Le ST-CNSCL veille au respect des exigences de contenu local dans le secteur conformément à ses missions rappelées par le décret n°2020-2047 du 21 octobre 2020 portant sur l’organisation et le fonctionnement du CNSCL

50% du contenu local aux nationaux d’ici 2030, tel est visé par le gouvernement, comment est-il possible d’atteindre cela ?

 Il est certes ambitieux mais bien réalisable. Nous avons pour mission de l’atteindre en utilisant tous les moyens mis à notre disposition afin de faire de cette politique de contenu local une réalité au Sénégal. Nous suivons cet objectif à travers les Plans de Contenu local (PCL) que doivent soumettre chaque année les opérateurs et leurs sous-traitants de rangs 1 et 2 avant le 30 juin et dans lesquels l’Indicateur de Contenu Local (ICL) est mesuré et calculé suivant la formule légale découlant de l’article 22 du décret n°2020-2047 précité. Rappelons que cet objectif est fixé bien avant le début de la production contrairement à d’autres pays producteurs africains comme le Nigeria qui a adopté sa Loi sur le contenu local 2011 alors qu’il a commencé la production depuis 1958 ou la Côte d’Ivoire qui exploite depuis plus de dix ans et qui vient d’adopter en 2022 sa loi sur le Contenu local.

Nous espérons qu’avec le début de la production en 2023, il y’aura beaucoup plus de participations d’investisseurs locaux dans la chaîne de valeur pétrolière augmentant ainsi l’ICL pour atteindre rapidement l’objectif de 50% de Contenu local d’ici à 2030.

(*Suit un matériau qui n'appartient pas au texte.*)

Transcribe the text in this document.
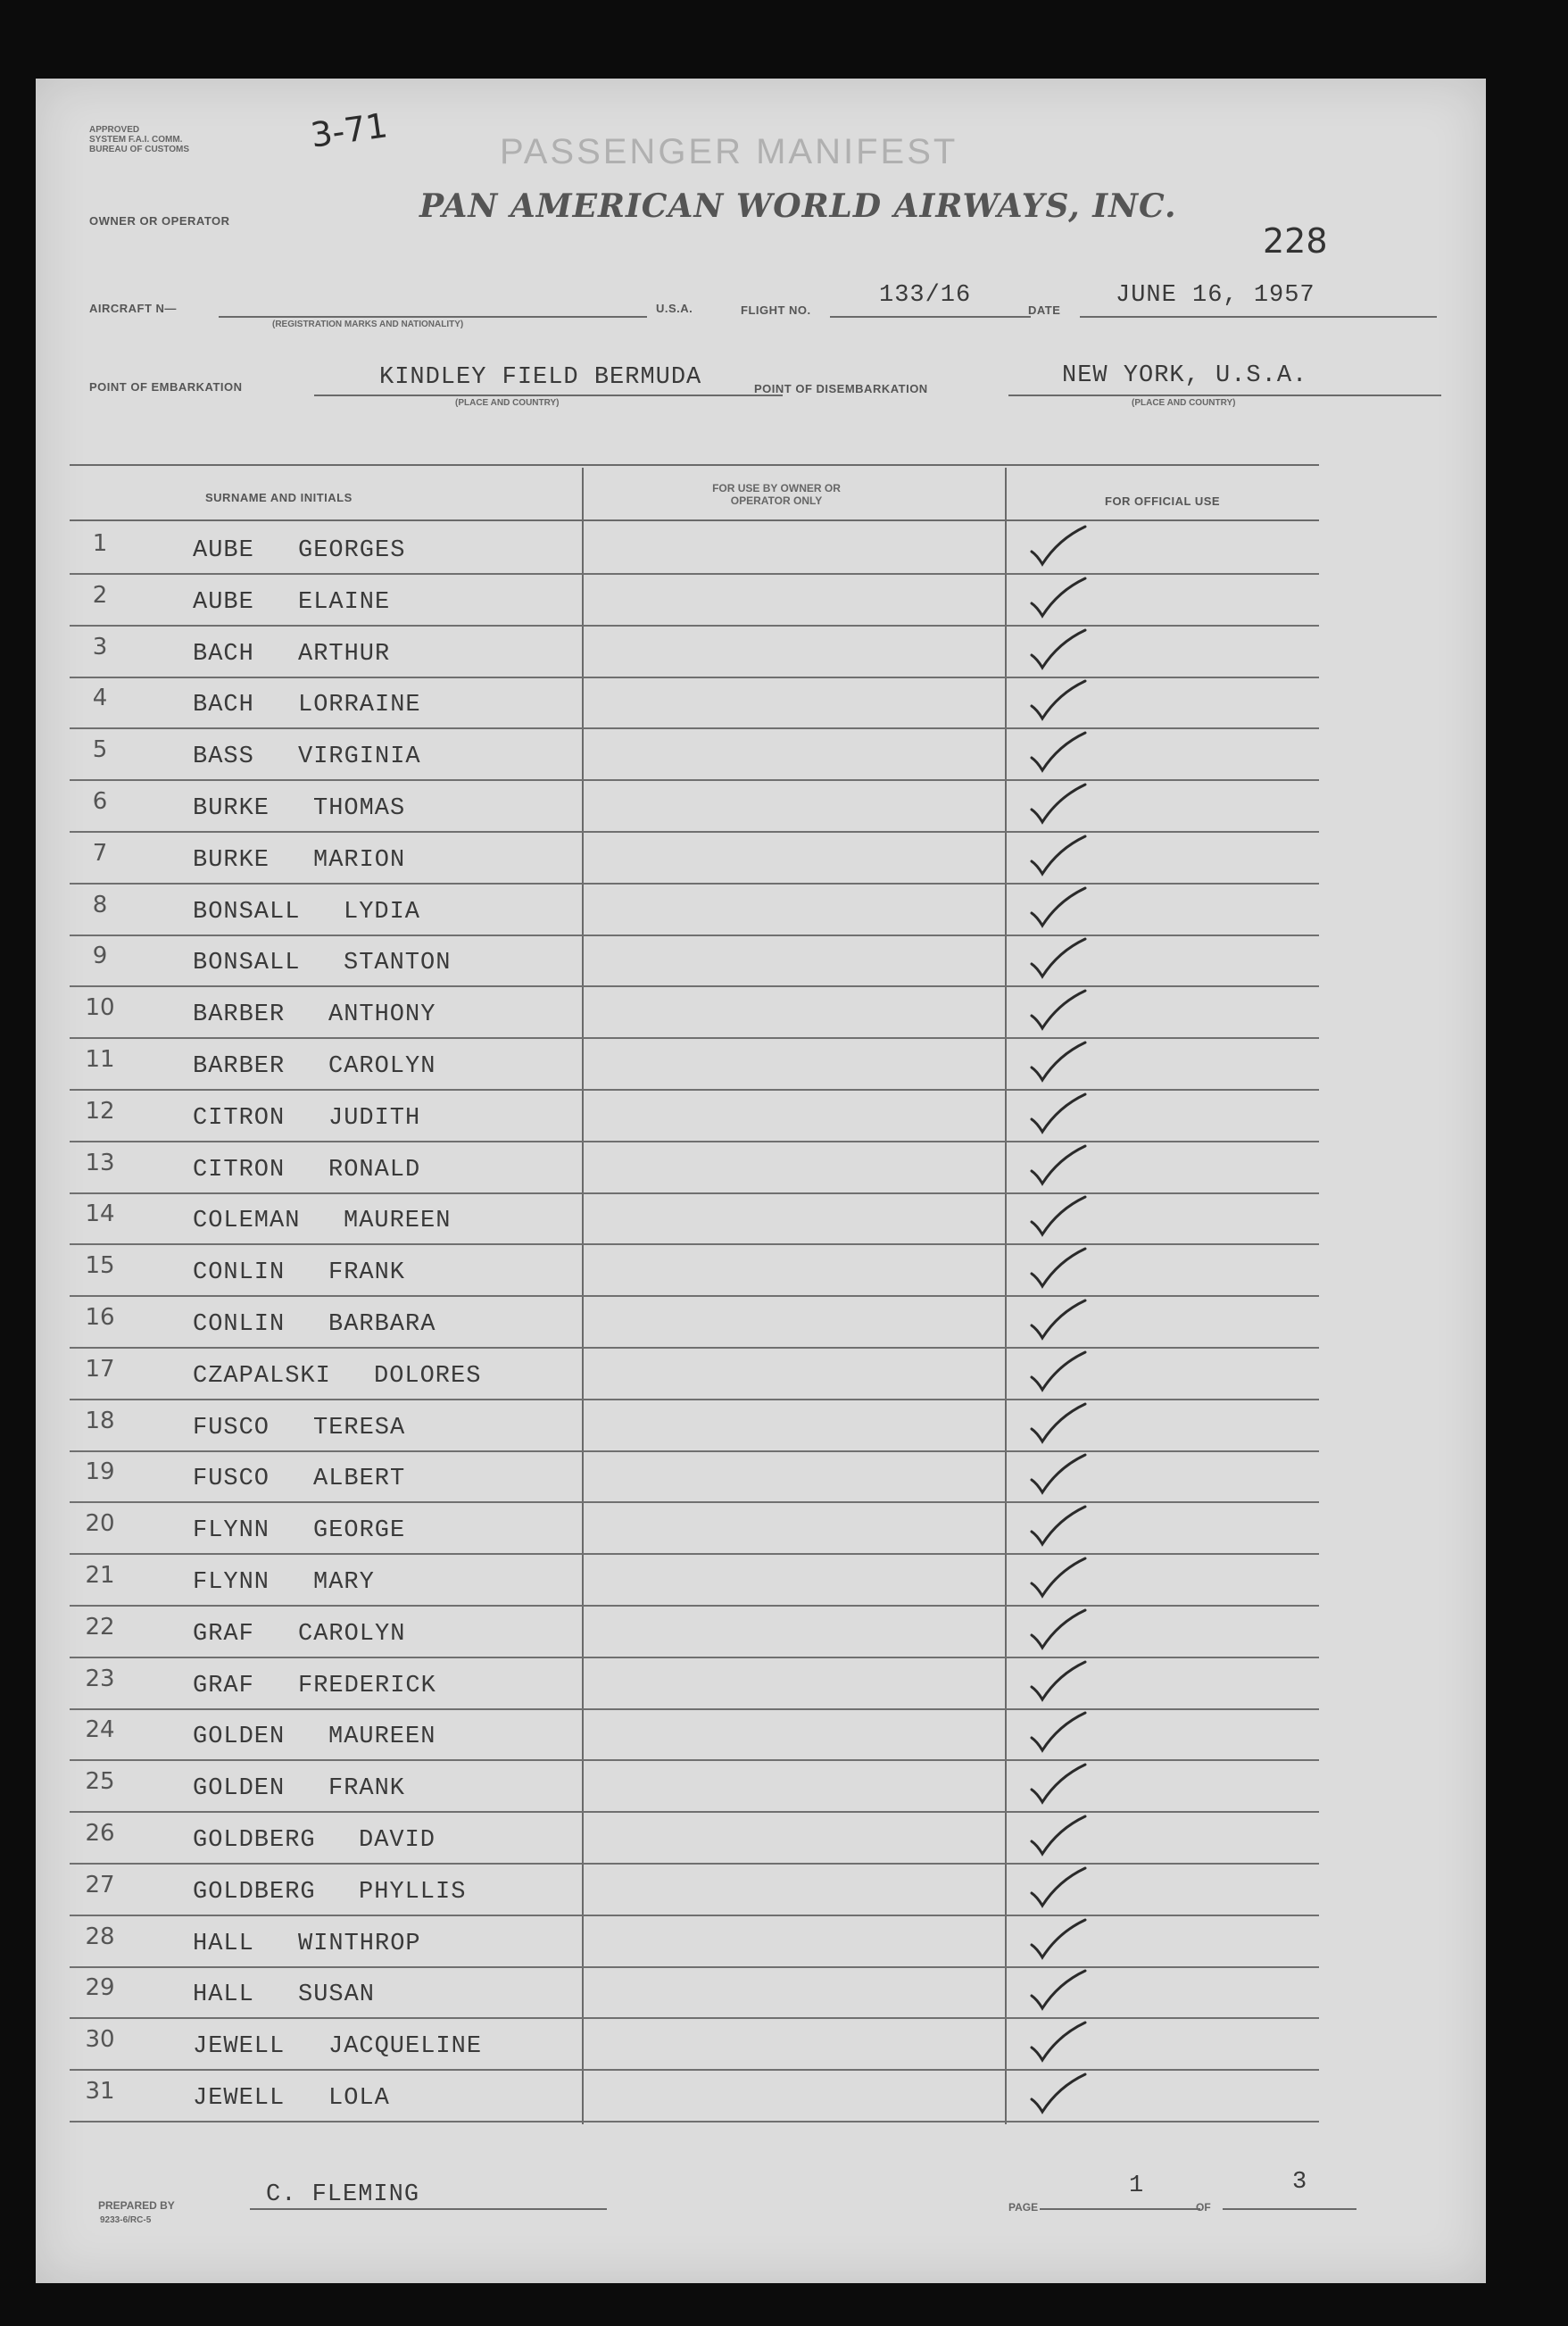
APPROVED
SYSTEM F.A.I. COMM.
BUREAU OF CUSTOMS	3-71	PASSENGER MANIFEST
PAN AMERICAN WORLD AIRWAYS, INC.
OWNER OR OPERATOR
228
AIRCRAFT N—
(REGISTRATION MARKS AND NATIONALITY)
U.S.A.	FLIGHT NO.
133/16
DATE
JUNE 16, 1957
POINT OF EMBARKATION	KINDLEY FIELD BERMUDA
(PLACE AND COUNTRY)
POINT OF DISEMBARKATION	NEW YORK, U.S.A.
(PLACE AND COUNTRY)
SURNAME AND INITIALS
FOR USE BY OWNER OR OPERATOR ONLY	FOR OFFICIAL USE
1	AUBE GEORGES
2	AUBE ELAINE
3	BACH ARTHUR
4	BACH LORRAINE
5	BASS VIRGINIA
6	BURKE THOMAS
7	BURKE MARION
8	BONSALL LYDIA
9	BONSALL STANTON
10	BARBER ANTHONY
11	BARBER CAROLYN
12	CITRON JUDITH
13	CITRON RONALD
14	COLEMAN MAUREEN
15	CONLIN FRANK
16	CONLIN BARBARA
17	CZAPALSKI DOLORES
18	FUSCO TERESA
19	FUSCO ALBERT
20	FLYNN GEORGE
21	FLYNN MARY
22	GRAF CAROLYN
23	GRAF FREDERICK
24	GOLDEN MAUREEN
25	GOLDEN FRANK
26	GOLDBERG DAVID
27	GOLDBERG PHYLLIS
28	HALL WINTHROP
29	HALL SUSAN
30	JEWELL JACQUELINE
31	JEWELL LOLA
PREPARED BY	C. FLEMING
9233-6/RC-5
PAGE
1
OF
3
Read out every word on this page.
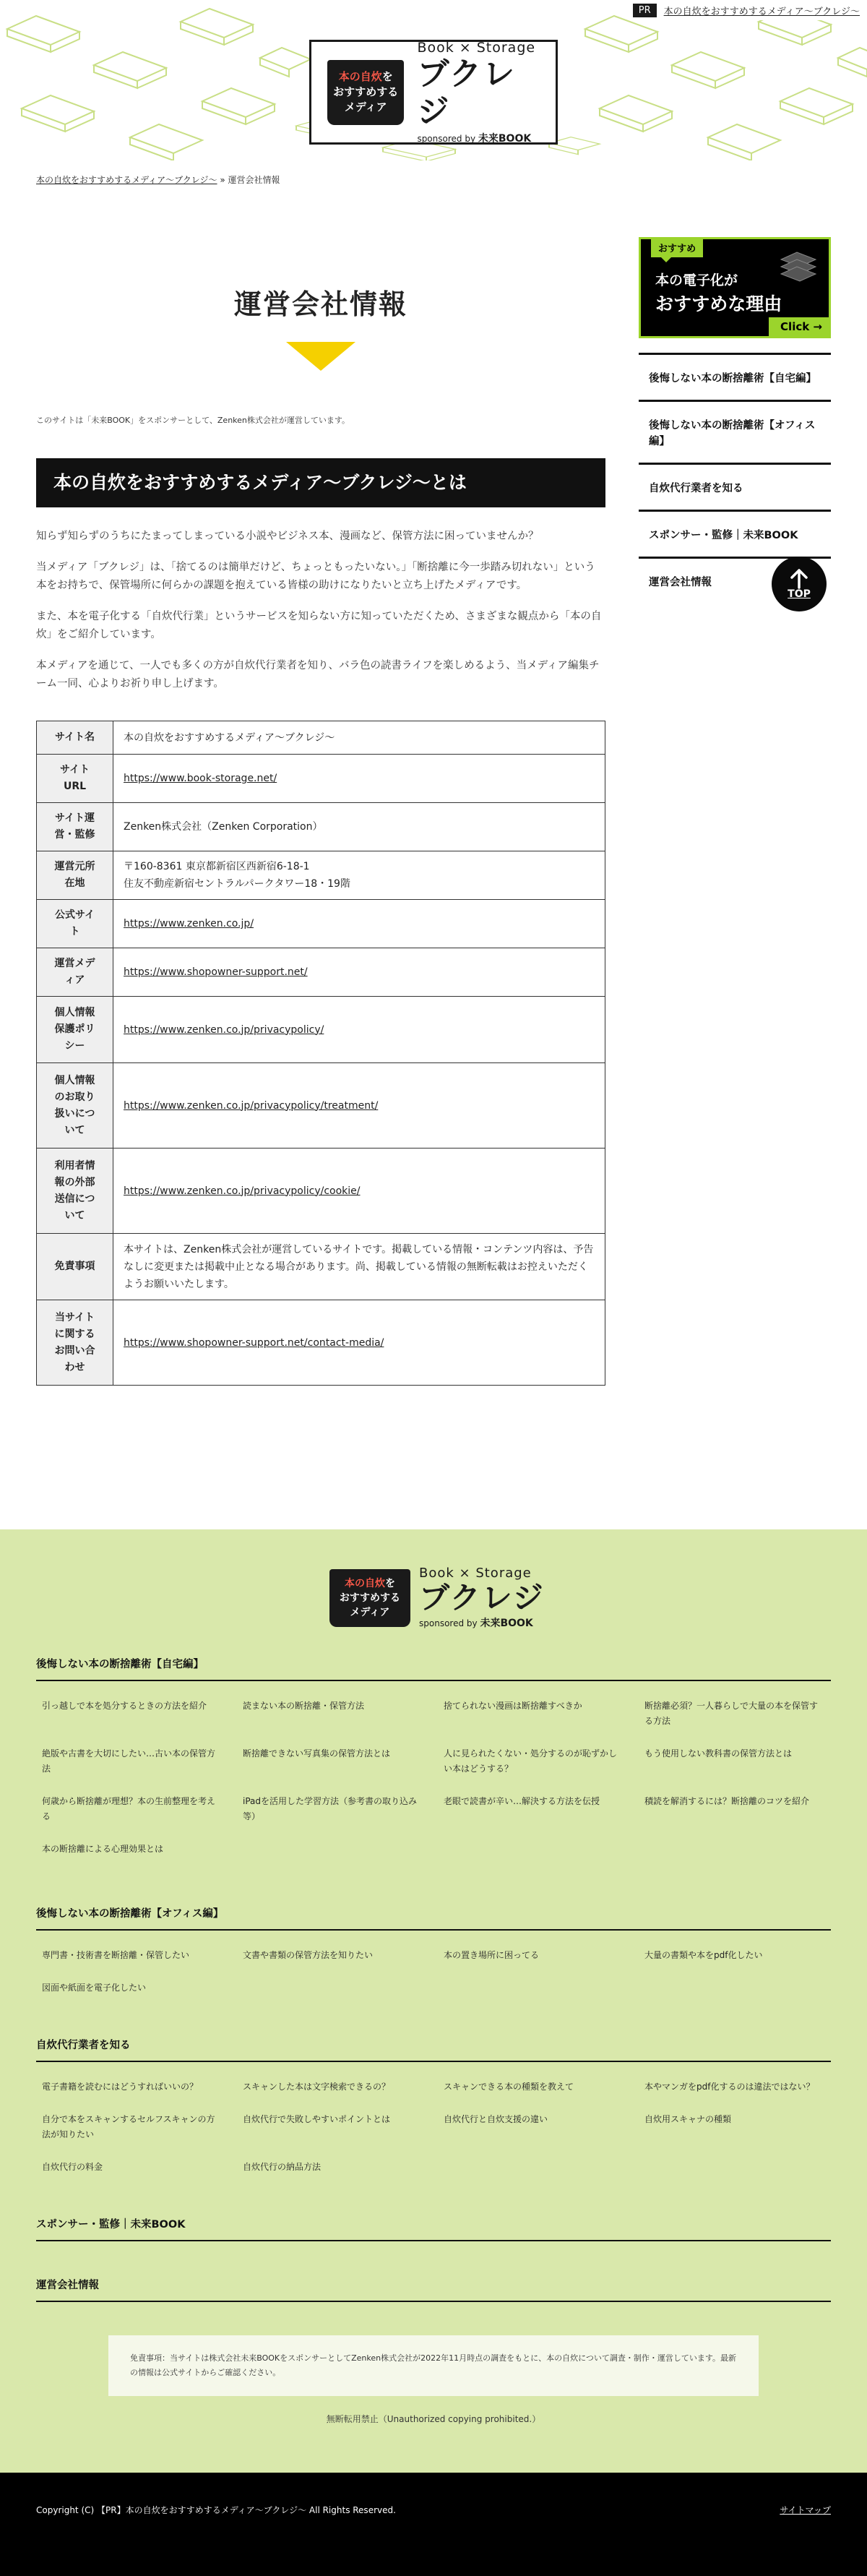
PR	本の自炊をおすすめするメディア〜ブクレジ〜
本の自炊を
おすすめする
メディア
Book × Storage
ブクレジ
sponsored by 未来BOOK
本の自炊をおすすめするメディア〜ブクレジ〜 » 運営会社情報
運営会社情報

このサイトは「未来BOOK」をスポンサーとして、Zenken株式会社が運営しています。

本の自炊をおすすめするメディア〜ブクレジ〜とは

知らず知らずのうちにたまってしまっている小説やビジネス本、漫画など、保管方法に困っていませんか？

当メディア「ブクレジ」は、「捨てるのは簡単だけど、ちょっともったいない。」「断捨離に今一歩踏み切れない」という本をお持ちで、保管場所に何らかの課題を抱えている皆様の助けになりたいと立ち上げたメディアです。

また、本を電子化する「自炊代行業」というサービスを知らない方に知っていただくため、さまざまな観点から「本の自炊」をご紹介しています。

本メディアを通じて、一人でも多くの方が自炊代行業者を知り、バラ色の読書ライフを楽しめるよう、当メディア編集チーム一同、心よりお祈り申し上げます。

サイト名	本の自炊をおすすめするメディア〜ブクレジ〜
サイトURL	https://www.book-storage.net/
サイト運営・監修	Zenken株式会社（Zenken Corporation）
運営元所在地	〒160-8361 東京都新宿区西新宿6-18-1
住友不動産新宿セントラルパークタワー18・19階

公式サイト	https://www.zenken.co.jp/
運営メディア	https://www.shopowner-support.net/
個人情報保護ポリシー	https://www.zenken.co.jp/privacypolicy/
個人情報のお取り扱いについて	https://www.zenken.co.jp/privacypolicy/treatment/
利用者情報の外部送信について	https://www.zenken.co.jp/privacypolicy/cookie/
免責事項	本サイトは、Zenken株式会社が運営しているサイトです。掲載している情報・コンテンツ内容は、予告なしに変更または掲載中止となる場合があります。尚、掲載している情報の無断転載はお控えいただくようお願いいたします。
当サイトに関するお問い合わせ	https://www.shopowner-support.net/contact-media/
おすすめ
本の電子化が
おすすめな理由
Click →
後悔しない本の断捨離術【自宅編】
後悔しない本の断捨離術【オフィス編】
自炊代行業者を知る
スポンサー・監修｜未来BOOK
運営会社情報
TOP
本の自炊を
おすすめする
メディア
Book × Storage
ブクレジ
sponsored by 未来BOOK
後悔しない本の断捨離術【自宅編】
引っ越しで本を処分するときの方法を紹介	読まない本の断捨離・保管方法	捨てられない漫画は断捨離すべきか	断捨離必須？一人暮らしで大量の本を保管する方法
絶版や古書を大切にしたい…古い本の保管方法
断捨離できない写真集の保管方法とは	人に見られたくない・処分するのが恥ずかしい本はどうする？
もう使用しない教科書の保管方法とは
何歳から断捨離が理想？本の生前整理を考える
iPadを活用した学習方法（参考書の取り込み等）
老眼で読書が辛い…解決する方法を伝授	積読を解消するには？断捨離のコツを紹介
本の断捨離による心理効果とは
後悔しない本の断捨離術【オフィス編】
専門書・技術書を断捨離・保管したい	文書や書類の保管方法を知りたい	本の置き場所に困ってる	大量の書類や本をpdf化したい
図面や紙面を電子化したい
自炊代行業者を知る
電子書籍を読むにはどうすればいいの？	スキャンした本は文字検索できるの？	スキャンできる本の種類を教えて	本やマンガをpdf化するのは違法ではない？
自分で本をスキャンするセルフスキャンの方法が知りたい
自炊代行で失敗しやすいポイントとは	自炊代行と自炊支援の違い	自炊用スキャナの種類
自炊代行の料金	自炊代行の納品方法
スポンサー・監修｜未来BOOK
運営会社情報
免責事項：当サイトは株式会社未来BOOKをスポンサーとしてZenken株式会社が2022年11月時点の調査をもとに、本の自炊について調査・制作・運営しています。最新の情報は公式サイトからご確認ください。
無断転用禁止（Unauthorized copying prohibited.）
Copyright (C) 【PR】本の自炊をおすすめするメディア〜ブクレジ〜 All Rights Reserved.	サイトマップ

Il est important de rappeler qu’environ 70% des ressources pétrolières sont constitutives de coûts pétroliers. Le contenu local pourrait être défini par la part de cette manne financière que l’activité économique nationale aura réussi à capter.  Ainsi, l’objectif de 50% se traduirait par l’absorption de la moitié de ses coûts pétroliers par notre économie.

A en croire certains, les entreprises nationales ne sont pas encore bien outillées pour profiter de l’exploitation de ces hydrocarbures. Elles seront plutôt sollicitées pour tout ce qui est sous-traitance.

Le Sénégal n’est pas encore un pays producteur. Il est tout à fait normal que nos entreprises ne soient pas outillées en ce moment et soient confrontées à des déficits de capacités techniques, organisationnelles et financières au vu des standards, normes et exigences très élevés du secteur pétrolier et gazier. Toutefois, le Fonds d’Appui au Développement du Contenu local (FADCL) a été institué pour accompagner les entreprises locales dans le cadre de leur capacitation et de leur mise à niveau.

Il faut préciser aussi que la sous-traitance n’est pas un problème dans la chaîne de valeur pétrolière étant entendu que toutes les opérations reposent sur celle-ci. Ce qui est important c’est le transfert de technologie et des connaissances qu’il faudra mettre en exergue en facilitant la participation des entreprises locales.